The building's interior proved poorly suited to public speaking. Reverberation made lectures and speeches difficult to understand, and efforts to absorb the sound with carpets, draperies, moss, and hair placed between the floorboards were unsuccessful. The acoustic problems prevented College Hall from becoming the principal chapel and auditorium that the college had planned.

=== Military and academic uses ===
During the American Civil War, College Hall was used as a military hospital and morgue. University historical records state that it was equipped with approximately 300 hospital beds. From 1870 until 1887, the building served as an arsenal and armory for the United States Army.

The university renamed the building Science Hall in 1888 and used it for science departments and laboratories. Part of the building was converted into a gymnasium during the early 1890s. In 1939, the Works Progress Administration funded the addition of an indoor swimming pool behind the original structure, and the College Hall name was restored. The building subsequently accommodated both gymnasium and natatorium functions.

=== Conversion to a theatre ===
The university undertook a major renovation during the 1970s that converted the former gymnasium into an arena theatre. The new interior configuration resolved the acoustic problems that had limited the building's original use. The former swimming pool was decommissioned and converted into space for constructing and storing scenery and theatrical properties.

Longstreet Theatre opened for performances in 1977. Its first production was Samuel Beckett's Waiting for Godot. The theatre-in-the-round arrangement placed the audience around the acting area and allowed speech and small sounds onstage to be heard clearly throughout the auditorium.

An exterior restoration was undertaken in 1996 as part of a university program of campus improvements. Work included repairing deteriorated brickwork and stucco on the walls bordering the building's entrance stairs while preserving its historic appearance.

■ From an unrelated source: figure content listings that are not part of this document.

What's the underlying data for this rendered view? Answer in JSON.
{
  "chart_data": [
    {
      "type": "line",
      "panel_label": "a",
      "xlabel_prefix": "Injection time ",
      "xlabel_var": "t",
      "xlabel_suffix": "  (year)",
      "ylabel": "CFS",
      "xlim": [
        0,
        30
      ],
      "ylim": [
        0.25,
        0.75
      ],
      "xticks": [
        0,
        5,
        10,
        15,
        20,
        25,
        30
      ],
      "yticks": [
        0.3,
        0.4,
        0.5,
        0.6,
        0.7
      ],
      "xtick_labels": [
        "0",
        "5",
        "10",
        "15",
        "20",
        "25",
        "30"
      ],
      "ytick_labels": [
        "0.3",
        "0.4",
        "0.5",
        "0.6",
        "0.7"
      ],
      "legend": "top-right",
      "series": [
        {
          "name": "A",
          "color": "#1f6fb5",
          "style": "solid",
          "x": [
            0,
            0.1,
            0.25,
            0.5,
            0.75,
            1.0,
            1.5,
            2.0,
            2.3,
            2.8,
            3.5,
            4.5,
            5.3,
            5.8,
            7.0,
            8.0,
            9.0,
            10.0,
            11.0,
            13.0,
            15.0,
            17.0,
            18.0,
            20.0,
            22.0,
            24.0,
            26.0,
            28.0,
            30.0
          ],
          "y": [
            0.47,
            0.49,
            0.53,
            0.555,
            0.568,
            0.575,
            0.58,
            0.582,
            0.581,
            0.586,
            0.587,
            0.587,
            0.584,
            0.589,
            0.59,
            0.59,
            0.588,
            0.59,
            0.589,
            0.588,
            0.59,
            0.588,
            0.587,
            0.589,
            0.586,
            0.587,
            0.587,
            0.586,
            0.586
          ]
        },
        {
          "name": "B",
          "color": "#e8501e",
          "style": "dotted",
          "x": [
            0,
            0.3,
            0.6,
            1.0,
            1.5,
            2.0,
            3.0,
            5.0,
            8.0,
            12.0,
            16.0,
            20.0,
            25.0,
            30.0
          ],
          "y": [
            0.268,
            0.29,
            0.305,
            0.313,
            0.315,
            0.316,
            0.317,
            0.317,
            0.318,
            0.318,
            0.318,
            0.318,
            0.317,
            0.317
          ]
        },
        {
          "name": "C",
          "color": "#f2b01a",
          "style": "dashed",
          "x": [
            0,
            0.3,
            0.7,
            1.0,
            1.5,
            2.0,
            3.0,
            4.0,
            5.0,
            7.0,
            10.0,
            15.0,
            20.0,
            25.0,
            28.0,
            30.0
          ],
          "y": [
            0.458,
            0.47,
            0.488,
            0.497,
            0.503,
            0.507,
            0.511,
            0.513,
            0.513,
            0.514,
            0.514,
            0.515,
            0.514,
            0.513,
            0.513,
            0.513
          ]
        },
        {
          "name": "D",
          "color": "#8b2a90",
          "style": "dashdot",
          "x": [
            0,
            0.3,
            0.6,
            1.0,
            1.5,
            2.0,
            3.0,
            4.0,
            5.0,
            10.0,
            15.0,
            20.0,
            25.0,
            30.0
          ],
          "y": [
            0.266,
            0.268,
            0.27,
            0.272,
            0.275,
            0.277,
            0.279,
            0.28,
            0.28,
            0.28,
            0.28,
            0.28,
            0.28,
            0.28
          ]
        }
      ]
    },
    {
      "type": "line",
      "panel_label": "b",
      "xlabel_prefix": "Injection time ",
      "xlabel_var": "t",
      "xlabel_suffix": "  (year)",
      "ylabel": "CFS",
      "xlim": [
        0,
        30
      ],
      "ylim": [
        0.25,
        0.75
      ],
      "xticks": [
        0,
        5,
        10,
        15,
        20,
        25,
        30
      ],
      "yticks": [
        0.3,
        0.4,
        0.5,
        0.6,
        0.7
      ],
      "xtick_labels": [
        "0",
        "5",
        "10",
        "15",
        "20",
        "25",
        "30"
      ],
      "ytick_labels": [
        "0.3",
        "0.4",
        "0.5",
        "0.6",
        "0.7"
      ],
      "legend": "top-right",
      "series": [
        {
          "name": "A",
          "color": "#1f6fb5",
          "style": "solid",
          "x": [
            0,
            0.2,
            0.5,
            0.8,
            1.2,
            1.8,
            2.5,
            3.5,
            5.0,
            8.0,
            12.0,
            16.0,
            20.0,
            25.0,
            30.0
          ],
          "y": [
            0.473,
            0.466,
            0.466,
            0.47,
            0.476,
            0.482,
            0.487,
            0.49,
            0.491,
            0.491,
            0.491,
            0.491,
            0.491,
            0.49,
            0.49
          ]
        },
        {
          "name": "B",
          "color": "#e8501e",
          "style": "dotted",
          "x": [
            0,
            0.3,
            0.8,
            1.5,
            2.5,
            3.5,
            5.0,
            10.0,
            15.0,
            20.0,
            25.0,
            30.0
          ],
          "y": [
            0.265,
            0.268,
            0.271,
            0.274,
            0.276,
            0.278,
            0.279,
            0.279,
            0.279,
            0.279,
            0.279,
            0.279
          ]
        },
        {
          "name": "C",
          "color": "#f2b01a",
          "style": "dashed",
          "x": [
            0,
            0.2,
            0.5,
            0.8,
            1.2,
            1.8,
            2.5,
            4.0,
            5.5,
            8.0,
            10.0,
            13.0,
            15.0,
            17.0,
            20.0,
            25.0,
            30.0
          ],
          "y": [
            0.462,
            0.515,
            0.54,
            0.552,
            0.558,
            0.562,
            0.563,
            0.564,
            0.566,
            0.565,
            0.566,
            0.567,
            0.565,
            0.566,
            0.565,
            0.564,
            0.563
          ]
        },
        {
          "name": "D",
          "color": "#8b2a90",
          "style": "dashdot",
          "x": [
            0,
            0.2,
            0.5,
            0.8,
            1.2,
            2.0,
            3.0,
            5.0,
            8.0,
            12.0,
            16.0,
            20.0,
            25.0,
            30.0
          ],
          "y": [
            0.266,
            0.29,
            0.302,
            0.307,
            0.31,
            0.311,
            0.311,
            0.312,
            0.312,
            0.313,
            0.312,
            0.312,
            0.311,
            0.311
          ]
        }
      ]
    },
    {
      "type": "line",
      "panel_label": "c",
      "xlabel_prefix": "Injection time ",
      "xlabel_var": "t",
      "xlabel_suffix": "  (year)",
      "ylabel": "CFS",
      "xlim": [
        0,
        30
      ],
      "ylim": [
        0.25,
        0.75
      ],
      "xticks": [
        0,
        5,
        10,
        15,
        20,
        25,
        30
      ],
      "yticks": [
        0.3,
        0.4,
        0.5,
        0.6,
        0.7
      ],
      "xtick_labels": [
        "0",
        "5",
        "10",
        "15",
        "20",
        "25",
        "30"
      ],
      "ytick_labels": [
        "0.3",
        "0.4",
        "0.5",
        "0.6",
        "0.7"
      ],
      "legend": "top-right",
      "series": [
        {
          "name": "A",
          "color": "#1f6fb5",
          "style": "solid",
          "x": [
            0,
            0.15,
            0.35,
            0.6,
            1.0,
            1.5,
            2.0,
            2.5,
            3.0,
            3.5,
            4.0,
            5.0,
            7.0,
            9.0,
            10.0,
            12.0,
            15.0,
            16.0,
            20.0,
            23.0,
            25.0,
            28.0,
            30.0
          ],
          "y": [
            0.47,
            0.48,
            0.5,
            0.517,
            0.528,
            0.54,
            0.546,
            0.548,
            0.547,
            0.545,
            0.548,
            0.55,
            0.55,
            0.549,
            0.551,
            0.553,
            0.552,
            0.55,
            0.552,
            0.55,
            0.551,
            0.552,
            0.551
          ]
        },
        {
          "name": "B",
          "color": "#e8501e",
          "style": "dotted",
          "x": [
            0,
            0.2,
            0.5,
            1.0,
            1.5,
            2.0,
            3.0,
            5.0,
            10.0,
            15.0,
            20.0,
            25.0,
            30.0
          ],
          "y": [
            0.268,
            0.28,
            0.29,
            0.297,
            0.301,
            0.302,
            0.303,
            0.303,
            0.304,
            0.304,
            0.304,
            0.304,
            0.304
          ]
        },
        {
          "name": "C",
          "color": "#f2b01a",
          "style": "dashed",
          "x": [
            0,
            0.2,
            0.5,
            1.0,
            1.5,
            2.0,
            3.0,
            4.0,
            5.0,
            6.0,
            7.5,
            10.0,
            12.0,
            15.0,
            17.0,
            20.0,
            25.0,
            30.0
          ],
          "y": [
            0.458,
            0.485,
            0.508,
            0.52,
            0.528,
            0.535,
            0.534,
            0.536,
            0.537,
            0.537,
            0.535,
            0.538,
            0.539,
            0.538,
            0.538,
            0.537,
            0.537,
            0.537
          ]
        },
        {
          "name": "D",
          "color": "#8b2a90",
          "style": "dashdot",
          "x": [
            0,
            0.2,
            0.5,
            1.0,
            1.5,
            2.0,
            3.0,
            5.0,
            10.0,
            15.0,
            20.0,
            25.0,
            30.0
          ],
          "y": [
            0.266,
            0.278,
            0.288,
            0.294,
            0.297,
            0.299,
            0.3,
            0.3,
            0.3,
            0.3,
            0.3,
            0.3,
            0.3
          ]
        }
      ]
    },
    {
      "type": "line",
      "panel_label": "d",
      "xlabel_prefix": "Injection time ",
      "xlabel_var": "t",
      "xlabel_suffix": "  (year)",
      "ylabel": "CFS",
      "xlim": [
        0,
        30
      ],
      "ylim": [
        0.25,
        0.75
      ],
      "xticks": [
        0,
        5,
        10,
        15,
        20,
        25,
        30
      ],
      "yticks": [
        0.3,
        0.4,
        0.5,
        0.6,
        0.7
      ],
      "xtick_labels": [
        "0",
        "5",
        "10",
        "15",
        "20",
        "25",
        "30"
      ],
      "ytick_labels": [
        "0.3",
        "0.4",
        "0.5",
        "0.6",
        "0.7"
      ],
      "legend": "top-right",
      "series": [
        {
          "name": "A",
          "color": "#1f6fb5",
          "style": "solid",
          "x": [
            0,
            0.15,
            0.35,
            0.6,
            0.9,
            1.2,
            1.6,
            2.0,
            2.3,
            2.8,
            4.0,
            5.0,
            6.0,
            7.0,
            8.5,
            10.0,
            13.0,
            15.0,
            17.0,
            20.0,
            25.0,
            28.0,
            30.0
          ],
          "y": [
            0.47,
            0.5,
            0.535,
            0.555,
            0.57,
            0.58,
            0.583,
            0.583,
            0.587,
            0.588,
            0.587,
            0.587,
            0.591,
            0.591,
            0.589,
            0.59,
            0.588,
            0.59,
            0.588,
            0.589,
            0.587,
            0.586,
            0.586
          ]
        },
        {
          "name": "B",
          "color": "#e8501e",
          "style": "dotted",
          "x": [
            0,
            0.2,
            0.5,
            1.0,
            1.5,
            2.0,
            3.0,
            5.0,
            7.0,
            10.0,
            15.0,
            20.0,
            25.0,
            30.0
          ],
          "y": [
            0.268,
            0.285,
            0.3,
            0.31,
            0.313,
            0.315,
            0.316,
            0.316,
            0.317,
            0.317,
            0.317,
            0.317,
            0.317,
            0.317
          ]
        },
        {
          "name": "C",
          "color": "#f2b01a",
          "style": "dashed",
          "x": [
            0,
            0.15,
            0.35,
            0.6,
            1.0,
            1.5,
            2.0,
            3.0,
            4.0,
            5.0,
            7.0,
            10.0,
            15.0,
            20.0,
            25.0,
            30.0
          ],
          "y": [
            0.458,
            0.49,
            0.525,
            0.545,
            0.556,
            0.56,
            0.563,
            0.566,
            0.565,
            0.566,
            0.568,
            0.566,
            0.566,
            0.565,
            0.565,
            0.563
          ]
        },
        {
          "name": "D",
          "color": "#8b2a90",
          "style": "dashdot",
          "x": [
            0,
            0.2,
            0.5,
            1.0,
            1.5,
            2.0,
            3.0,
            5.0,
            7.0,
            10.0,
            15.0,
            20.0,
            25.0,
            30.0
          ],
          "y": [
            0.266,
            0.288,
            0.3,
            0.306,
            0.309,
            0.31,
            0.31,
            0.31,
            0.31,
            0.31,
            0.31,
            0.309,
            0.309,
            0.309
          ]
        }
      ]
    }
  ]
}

A later restoration addressed deteriorated architectural elements on the exterior. The work included repairing the cypress architrave, reproducing missing cast-iron leaves on the Corinthian capitals, restoring decorative terra-cotta and stucco elements, and replacing a modern window in the pediment with a circular sash based on archival photographs. As many as 24 layers of paint were removed to determine an appropriate historic finish. The project received a Historic Columbia preservation award in 2024.

=== Naming ===
The university's board of trustees named the building Longstreet Gymnasium in 1968 for Augustus Baldwin Longstreet, who had served as president and a faculty member of South Carolina College from 1856 until 1861. The building became known as Longstreet Theatre after its conversion to a performance venue.

In 2021, the university's Presidential Commission on University History recommended removing Longstreet's name from the building. The commission cited his ownership of enslaved people, his proslavery and secessionist writings, his support for the Confederacy, and the absence of a particular connection between Longstreet and the building's construction or uses. The university continues to operate the venue under the Longstreet Theatre name.

== Architecture and facilities ==
Longstreet Theatre is a temple-form Greek Revival building. Its principal elevation has a raised portico supported by six Corinthian columns, with a broad staircase leading to the entrance. The pediment contains a circular window, and Corinthian pilasters and decorative window hoods appear along the side elevations. Historic Columbia has described it as one of Columbia's notable examples of Greek Revival architecture.

The interior is arranged as a 312-seat arena stage. The Department of Theatre and Dance uses the venue for university productions and as an instructional space for theatre students.